Jo,
I agree about the deprivation aspect. It seems to be too much of a 'hit' when I finally got into the celebration swing of things... however for me to lose and get back to a reasonable goal, I have to be on Cruise to get there and even this is slow enough.
What I wonder might benefit me is if I have one meal a week - almost like a dummies celebration meal - where I add in something Conso-ish, like a piece of fruit, or cheese or bread or a starch like beans, or one of the disallowed vegetables, one of those 'allowed' extras that resembles a 'treat' (I know, it sounds like I'm training a dog here) without actually being something that will drive me into that kind of carb-head frenzy.

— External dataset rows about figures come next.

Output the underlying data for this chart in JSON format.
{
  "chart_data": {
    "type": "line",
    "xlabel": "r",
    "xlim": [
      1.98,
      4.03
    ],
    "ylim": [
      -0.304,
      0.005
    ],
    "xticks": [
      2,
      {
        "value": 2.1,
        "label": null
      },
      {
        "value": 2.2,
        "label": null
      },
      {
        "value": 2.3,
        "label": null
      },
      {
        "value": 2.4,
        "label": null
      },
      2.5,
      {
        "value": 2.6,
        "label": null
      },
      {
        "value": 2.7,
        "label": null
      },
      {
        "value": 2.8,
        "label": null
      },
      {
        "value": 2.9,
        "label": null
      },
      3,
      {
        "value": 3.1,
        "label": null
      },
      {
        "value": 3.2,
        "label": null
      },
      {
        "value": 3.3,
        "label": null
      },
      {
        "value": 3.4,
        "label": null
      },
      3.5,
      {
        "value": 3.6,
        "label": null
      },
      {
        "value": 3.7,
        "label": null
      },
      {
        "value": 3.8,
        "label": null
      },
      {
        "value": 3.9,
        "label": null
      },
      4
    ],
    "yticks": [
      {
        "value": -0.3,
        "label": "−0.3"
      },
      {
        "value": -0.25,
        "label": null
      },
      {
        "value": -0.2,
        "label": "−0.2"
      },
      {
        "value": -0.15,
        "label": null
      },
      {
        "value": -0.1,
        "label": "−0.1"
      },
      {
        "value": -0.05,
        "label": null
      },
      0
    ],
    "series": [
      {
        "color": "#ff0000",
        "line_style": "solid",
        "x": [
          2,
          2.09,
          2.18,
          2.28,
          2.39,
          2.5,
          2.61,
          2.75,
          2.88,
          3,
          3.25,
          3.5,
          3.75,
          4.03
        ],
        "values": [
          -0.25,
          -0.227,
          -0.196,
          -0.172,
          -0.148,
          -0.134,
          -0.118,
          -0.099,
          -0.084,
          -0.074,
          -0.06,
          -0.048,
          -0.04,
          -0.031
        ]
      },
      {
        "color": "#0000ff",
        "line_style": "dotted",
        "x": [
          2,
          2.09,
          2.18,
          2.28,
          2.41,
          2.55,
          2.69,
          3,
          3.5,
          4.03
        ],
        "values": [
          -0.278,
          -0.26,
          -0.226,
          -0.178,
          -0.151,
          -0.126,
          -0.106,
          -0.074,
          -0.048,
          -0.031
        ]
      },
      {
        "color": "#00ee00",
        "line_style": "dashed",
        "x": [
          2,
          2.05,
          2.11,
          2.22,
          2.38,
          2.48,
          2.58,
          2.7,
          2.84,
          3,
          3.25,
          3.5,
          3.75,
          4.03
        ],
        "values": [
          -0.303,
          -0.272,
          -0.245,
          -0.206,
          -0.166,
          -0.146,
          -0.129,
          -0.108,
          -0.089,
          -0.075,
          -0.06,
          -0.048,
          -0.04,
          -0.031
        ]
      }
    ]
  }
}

I wonder if that might simulate the pattern of a celebration without really being anything fatty or calorific enough to seriously interfere with what I have left to lose. Along those lines I have started adding milk powder in a couple of times a week to my galette, as I am still on dairy-free, I find that ANY milk or yoghurt seriously gives me stomach problems, but the milk powder I seem to be OK with - and it almost serves as a cheaty little extra, too.
I know I am over analysing this to a great extent but I want this to work.
On another note, I had an appointment this week re my PCOS and was given a leaflet informing me of the necessary diet PCOS sufferers are advised to follow for their health and dietary reasons, all in reference to bloog sugar levels, insulin resistance, possible diabetes and so forth:
Whole grains and whole meal only based produce, lean protein, fruit and vegetables. Avoid sugar.
I was so pleased when I read that - I thought it may as well have flat out said 'follow the Dukan diet'. That whole thing reinforces for me that starting Dukan was definitely the right thing for me to do - hey it's actually a medically advised diet! - and it clearly needs to be long term for me, for health reasons and for potential future problems too, aside from a desire to just be slimmer; I just need to work out how to manage it properly.
Yesterday:
B: Salmon fillet and spinach
L: Chicken and salad
D: Chicken curry (surprisingly successful) and mixed vegetables - mushroom, marrow, courgette and spinach.
S: Oatbran galette w/milk powder
Exercise: Moderate walk.
Out of curiosity... if you have something un-Dukan, is it worse to go higher sugar or higher fat? What would it be less damaging to have, a piece of cheese (higher fat) or a piece of pineapple (higher sugar), for example?
Oh and about the Hersheys - I just don't think of it as chocolate. It's like a new, magical substance that doesn't quite fit into any known food group - but I love it!